C - En imitant le monde, il imite ainsi une imitation d'imitation, il enferme l'homme dans le faux semblant du sensible. Le peintre est ici joué par des forces qui le dépasse, il devient la forme d'une volonté externe qui agit par lui. Le Beau est alors la forme de l'impuissance de l'artiste, il redonne à voir ce que nous connaissons déjà mais que nous ne voyons pas toujours.
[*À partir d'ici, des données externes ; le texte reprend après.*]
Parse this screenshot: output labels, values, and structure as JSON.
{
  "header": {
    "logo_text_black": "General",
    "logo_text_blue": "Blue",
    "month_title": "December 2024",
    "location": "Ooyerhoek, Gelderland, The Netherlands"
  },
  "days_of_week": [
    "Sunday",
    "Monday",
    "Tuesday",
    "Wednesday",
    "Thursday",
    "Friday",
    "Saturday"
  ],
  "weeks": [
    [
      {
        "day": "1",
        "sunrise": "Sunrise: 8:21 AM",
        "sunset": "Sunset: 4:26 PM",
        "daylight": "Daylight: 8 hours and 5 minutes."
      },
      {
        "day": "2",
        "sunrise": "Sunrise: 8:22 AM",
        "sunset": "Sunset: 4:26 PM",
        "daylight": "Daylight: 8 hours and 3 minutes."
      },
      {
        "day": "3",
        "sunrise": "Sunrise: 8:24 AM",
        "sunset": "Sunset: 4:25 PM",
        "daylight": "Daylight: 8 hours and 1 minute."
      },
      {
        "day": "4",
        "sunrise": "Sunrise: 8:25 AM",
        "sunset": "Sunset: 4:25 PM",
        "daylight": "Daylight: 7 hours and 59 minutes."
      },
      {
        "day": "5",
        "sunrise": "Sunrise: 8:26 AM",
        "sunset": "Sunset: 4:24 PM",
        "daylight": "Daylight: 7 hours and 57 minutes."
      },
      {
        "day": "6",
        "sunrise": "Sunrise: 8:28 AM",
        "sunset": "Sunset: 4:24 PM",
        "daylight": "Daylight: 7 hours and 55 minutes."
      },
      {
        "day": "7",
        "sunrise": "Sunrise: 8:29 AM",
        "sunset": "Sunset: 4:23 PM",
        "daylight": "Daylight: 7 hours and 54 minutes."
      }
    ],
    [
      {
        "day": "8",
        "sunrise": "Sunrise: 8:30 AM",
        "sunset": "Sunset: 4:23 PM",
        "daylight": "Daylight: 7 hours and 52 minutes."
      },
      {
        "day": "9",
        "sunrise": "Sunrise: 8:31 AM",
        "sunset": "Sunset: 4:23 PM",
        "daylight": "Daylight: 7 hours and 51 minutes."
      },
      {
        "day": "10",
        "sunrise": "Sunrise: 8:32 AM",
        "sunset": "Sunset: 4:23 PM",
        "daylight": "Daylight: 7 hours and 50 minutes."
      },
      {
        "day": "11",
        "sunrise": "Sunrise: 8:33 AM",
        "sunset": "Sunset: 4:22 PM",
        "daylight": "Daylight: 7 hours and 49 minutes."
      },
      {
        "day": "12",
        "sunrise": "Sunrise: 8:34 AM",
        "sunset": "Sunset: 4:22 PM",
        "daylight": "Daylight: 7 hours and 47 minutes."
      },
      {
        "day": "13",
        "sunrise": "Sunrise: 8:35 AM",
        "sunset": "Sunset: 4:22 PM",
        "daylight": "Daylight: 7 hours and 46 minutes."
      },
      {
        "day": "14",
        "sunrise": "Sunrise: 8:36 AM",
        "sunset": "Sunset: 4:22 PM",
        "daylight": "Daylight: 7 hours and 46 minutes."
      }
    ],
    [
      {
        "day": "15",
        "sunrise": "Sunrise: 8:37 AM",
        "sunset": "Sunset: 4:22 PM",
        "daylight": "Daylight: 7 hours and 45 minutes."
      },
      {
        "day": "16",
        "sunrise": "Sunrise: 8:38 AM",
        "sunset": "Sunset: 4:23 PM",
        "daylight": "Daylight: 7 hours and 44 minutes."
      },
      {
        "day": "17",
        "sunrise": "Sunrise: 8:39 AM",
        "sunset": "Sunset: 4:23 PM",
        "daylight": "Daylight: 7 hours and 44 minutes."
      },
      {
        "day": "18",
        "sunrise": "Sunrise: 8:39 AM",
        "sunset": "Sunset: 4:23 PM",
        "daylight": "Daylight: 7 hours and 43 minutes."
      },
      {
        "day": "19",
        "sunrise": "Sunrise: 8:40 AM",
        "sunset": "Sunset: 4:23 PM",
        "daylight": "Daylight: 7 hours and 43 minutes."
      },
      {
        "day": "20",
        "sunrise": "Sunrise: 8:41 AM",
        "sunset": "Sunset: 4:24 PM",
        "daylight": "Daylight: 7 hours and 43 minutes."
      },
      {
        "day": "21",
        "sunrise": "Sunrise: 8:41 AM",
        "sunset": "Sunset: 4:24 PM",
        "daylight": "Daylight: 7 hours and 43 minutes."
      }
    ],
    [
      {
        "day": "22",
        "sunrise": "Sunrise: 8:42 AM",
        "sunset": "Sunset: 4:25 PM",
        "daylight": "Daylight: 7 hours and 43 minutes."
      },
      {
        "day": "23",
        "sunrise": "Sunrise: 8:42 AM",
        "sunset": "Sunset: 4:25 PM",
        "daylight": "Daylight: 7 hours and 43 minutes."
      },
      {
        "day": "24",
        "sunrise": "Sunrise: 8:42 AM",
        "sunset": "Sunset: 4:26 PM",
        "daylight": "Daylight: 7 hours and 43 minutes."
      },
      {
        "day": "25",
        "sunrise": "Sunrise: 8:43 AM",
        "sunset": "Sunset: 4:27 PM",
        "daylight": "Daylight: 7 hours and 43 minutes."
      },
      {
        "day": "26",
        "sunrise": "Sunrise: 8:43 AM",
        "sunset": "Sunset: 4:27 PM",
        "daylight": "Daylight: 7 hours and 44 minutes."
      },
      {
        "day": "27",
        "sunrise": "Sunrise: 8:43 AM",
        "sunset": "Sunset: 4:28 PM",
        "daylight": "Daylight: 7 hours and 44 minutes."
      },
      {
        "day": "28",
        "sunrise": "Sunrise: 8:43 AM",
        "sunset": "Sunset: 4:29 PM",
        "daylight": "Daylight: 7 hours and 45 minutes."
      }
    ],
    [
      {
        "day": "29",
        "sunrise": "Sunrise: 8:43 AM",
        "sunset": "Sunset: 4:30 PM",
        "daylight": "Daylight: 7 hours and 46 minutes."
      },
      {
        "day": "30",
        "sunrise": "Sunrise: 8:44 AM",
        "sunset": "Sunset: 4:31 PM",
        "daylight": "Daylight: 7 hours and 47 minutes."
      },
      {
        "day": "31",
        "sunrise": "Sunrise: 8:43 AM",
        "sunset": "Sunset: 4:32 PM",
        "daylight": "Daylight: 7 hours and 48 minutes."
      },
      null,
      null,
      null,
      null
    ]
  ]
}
2 /    Le peintre est peint par son génie - l'art comme dépassement

A - Le jugement de goût vient libérer l'artiste de son modèle : l'oeuvre d'art n'est pas belle par elle-même mais par une décision de la pensée. Ce n'est pas la nature qui produit le Beau mais la pensée qui détermine les formes et les styles. Le Beau s'il est un produit de la nature est un effet de la pensée, de l'intelligence qui se parle à elle-même en donnant à voir et en communiquant à autrui ce qu'elle est.
B - Le peintre peint le monde par l'intermédiaire de son regard, il donne à voir ce qu'il voit - pour cela il doit rendre universelle sa perception. Le plaisir que l'homme prend au spectacle du beau est lié à une satisfaction intellectuelle, un plaisir donc mais pas seulement sensible comme il peut l'être pour l'agréable.
C - Ce qui oeuvre en l'artiste serait alors le dépassement de la seule technique par ce que Kant nomme le génie, "le naturel dans l'art", ce qui donne forme aux choses. Comme le tournesol de Van Gogh qui n'est pas la trace d'un tournesol réel mais qui est l'archétype de tout tournesol. C'est lui qui vient informer les champs de ce qu'est un tournesol et non l'inverse. Le peintre est peint par son génie.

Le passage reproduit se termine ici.